パッションフラワーとコルチゾールの関係と効果
コルチゾール(ヒドロコルチゾンとも呼ばれる)は副腎で産生されるホルモンで、ストレスがかかったときや血糖値が低下したときに血流中へ放出されます。
生存に欠かせないホルモンではありますが、コルチゾールが過剰に分泌され続けると、心臓や脳、筋肉など重要な臓器にダメージが生じることが指摘されています(「Anxiety Depression Alternatives」)。
パッションフラワー(Passiflora incarnata)には鎮静作用のある成分が含まれ、ストレス緩和のハーブ代替療法として利用され、過剰なコルチゾール分泌を抑える可能性があります(「Nutrition Science News」)。
コルチゾールの機能
「Anxiety Depression Alternatives」によれば、コルチゾールはストレス時のエネルギー調整と動員に重要な役割を果たします。
このホルモンは朝方に血中に放出され、空腹感を促進します。1日の間に、炭水化物・脂肪・タンパク質のうち、体が必要とする最適なエネルギー源を選択します。
コルチゾールはエネルギーを動員し、脂肪を筋肉など需要の高い組織へ供給します。
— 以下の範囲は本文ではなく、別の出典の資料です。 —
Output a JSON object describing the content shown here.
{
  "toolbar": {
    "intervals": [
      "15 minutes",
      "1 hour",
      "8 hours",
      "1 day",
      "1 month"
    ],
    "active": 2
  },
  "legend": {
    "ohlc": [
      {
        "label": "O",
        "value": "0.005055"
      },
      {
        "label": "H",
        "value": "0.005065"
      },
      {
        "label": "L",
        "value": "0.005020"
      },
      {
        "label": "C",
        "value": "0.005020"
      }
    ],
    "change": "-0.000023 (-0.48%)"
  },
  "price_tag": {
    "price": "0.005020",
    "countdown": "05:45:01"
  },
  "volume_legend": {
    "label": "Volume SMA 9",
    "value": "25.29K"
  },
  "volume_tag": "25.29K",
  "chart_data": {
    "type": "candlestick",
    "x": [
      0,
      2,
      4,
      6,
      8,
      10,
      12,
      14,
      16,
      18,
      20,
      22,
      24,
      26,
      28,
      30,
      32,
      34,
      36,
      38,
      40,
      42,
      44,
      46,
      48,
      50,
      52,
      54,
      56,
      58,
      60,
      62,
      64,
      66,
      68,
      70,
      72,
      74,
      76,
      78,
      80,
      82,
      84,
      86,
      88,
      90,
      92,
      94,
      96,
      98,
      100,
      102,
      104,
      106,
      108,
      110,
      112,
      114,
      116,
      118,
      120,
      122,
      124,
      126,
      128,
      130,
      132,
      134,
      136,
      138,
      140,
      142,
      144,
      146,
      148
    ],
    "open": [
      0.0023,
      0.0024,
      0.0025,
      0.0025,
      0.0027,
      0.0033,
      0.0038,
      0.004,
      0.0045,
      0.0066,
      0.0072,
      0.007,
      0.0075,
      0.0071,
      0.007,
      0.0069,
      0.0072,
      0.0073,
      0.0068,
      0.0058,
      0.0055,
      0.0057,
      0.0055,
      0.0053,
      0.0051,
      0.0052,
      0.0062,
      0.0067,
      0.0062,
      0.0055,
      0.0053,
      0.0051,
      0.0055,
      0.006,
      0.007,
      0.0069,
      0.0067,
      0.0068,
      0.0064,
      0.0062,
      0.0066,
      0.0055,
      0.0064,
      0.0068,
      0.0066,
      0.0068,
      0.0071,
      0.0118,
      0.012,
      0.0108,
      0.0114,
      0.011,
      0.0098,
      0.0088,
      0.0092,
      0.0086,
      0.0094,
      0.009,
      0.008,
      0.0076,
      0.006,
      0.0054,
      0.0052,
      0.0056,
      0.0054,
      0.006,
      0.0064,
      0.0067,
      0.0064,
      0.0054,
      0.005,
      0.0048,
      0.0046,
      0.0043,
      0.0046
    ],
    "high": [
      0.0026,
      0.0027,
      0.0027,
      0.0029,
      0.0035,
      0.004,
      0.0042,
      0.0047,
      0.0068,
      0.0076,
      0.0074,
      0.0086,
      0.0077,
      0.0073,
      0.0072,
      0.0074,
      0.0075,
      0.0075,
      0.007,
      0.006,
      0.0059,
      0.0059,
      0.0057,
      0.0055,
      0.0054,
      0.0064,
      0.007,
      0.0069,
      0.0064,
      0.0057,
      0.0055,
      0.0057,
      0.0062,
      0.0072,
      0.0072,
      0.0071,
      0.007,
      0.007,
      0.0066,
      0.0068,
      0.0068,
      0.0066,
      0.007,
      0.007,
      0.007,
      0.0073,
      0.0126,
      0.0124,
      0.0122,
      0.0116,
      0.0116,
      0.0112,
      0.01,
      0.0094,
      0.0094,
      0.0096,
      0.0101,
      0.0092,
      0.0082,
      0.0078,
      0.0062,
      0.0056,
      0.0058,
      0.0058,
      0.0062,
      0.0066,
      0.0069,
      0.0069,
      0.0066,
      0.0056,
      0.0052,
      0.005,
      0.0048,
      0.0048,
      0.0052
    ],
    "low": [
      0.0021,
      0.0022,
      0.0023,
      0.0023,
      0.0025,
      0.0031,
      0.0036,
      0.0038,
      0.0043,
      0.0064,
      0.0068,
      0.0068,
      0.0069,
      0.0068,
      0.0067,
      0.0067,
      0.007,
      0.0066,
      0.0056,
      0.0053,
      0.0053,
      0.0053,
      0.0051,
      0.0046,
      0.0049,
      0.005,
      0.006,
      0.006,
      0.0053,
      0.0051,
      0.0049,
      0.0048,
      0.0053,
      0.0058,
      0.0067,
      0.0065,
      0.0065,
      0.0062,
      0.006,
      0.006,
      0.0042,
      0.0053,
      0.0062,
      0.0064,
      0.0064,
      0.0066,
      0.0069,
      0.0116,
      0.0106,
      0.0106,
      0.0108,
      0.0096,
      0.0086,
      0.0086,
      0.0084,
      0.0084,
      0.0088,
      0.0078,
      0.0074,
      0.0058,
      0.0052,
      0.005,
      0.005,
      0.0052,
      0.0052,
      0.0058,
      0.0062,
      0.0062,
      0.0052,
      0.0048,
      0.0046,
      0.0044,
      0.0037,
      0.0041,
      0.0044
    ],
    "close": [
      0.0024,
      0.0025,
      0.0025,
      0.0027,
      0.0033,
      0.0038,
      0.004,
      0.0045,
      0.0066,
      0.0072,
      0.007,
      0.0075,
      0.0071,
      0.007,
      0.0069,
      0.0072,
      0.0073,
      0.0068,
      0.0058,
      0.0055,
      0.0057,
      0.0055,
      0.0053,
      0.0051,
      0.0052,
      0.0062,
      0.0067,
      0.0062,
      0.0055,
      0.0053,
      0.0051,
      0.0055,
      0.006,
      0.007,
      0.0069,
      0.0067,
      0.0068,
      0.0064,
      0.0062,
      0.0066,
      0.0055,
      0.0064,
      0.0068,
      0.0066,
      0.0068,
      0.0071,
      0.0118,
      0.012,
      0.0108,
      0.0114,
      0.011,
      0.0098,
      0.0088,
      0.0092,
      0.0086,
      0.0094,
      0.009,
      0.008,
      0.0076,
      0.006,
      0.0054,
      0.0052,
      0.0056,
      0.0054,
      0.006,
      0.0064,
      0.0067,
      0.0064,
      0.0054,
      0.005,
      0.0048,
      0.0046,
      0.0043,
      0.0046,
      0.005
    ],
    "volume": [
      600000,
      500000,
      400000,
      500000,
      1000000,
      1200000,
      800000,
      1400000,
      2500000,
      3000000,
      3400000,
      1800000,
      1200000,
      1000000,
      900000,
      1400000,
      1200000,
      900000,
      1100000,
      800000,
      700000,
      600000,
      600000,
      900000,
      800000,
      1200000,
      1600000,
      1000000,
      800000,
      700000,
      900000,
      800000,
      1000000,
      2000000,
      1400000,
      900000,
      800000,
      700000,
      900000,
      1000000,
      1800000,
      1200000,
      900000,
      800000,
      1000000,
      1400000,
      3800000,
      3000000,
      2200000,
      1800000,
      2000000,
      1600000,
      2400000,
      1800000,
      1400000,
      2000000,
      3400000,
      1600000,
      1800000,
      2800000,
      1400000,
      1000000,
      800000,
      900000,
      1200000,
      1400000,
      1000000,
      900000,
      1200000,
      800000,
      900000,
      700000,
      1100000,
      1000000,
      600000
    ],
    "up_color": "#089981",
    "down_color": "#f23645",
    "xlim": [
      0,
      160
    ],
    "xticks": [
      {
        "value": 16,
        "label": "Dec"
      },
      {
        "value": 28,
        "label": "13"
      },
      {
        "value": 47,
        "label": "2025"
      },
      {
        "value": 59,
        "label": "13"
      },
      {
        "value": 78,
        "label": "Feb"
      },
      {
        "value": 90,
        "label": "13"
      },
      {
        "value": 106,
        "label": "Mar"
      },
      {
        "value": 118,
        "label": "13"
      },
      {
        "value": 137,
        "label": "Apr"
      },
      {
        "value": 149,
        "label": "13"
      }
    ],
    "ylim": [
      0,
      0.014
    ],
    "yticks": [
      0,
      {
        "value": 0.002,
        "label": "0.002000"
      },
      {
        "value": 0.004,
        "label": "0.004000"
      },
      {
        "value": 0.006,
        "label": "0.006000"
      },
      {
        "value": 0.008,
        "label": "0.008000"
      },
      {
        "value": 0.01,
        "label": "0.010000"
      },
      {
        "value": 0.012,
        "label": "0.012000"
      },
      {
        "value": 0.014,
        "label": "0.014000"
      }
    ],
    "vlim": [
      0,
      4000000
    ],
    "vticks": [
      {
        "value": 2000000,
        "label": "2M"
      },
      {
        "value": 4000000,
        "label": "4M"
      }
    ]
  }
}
ストレス下では、タンパク質を肝臓で糖(グルコース)に変換できるようにし、抗炎症作用も示します。
過剰なコルチゾールの影響
「Age Well With HGH」によると、コルチゾールが高いと食欲が増し、特に糖質への渇望が強くなります。この結果、インスリン分泌が促進され、血糖が細胞に取り込まれます。
しかし、余剰の糖質は脂肪へ変換され、内臓周囲や腹部に蓄積します。体重増加は脳卒中や高血圧、コレステロール上昇、心血管疾患のリスクを高めます。
「Anxiety Depression Alternatives」は、性欲低下、脳の特定領域の損傷、心臓へのダメージも過剰コルチゾールの副作用として挙げています。
パッションフラワーの効果
パッションフラワーにはハルマンアルカロイドとフラボノイド(クエン酸、ルチン)が含まれ、鎮静・血圧降下作用があります。ハーブ医学では、不安、落ち着きのなさ、睡眠障害の改善に利用されます(「Vitamins & Health Supplements Guide」)。
血流中に入ると、ハルマンアルカロイドとフラボノイドは動脈の緊張、血圧、呼吸リズムを低下させます。乾燥葉の浸出液は不眠症の自然療法として用いられ、摂取後30分以内に効果が感じられると報告されています(「Age Well With HGH」)。
批判的視点
「Age Well With HGH」は、パッションフラワーのストレス・不安緩和効果が抗不安薬オキサゼパムに匹敵すると指摘しています。
しかし、「The Man's Choice」によれば、パッションフラワーが直接コルチゾール産生を抑制したり、体への有害な影響を軽減するという科学的根拠はまだ不足しています。
注意点
「Vitamins & Health Supplements Guide」は、パッションフラワーは無毒とされるものの、吐き気、嘔吐、眠気といった副作用が起こり得ると警告しています。妊娠中の女性は子宮収縮を促す成分が含まれるため、サプリメントの摂取を避けるべきです。
また、抗凝固薬を服用している場合、パッションフラワーが血液を薄める作用を増強する可能性があります。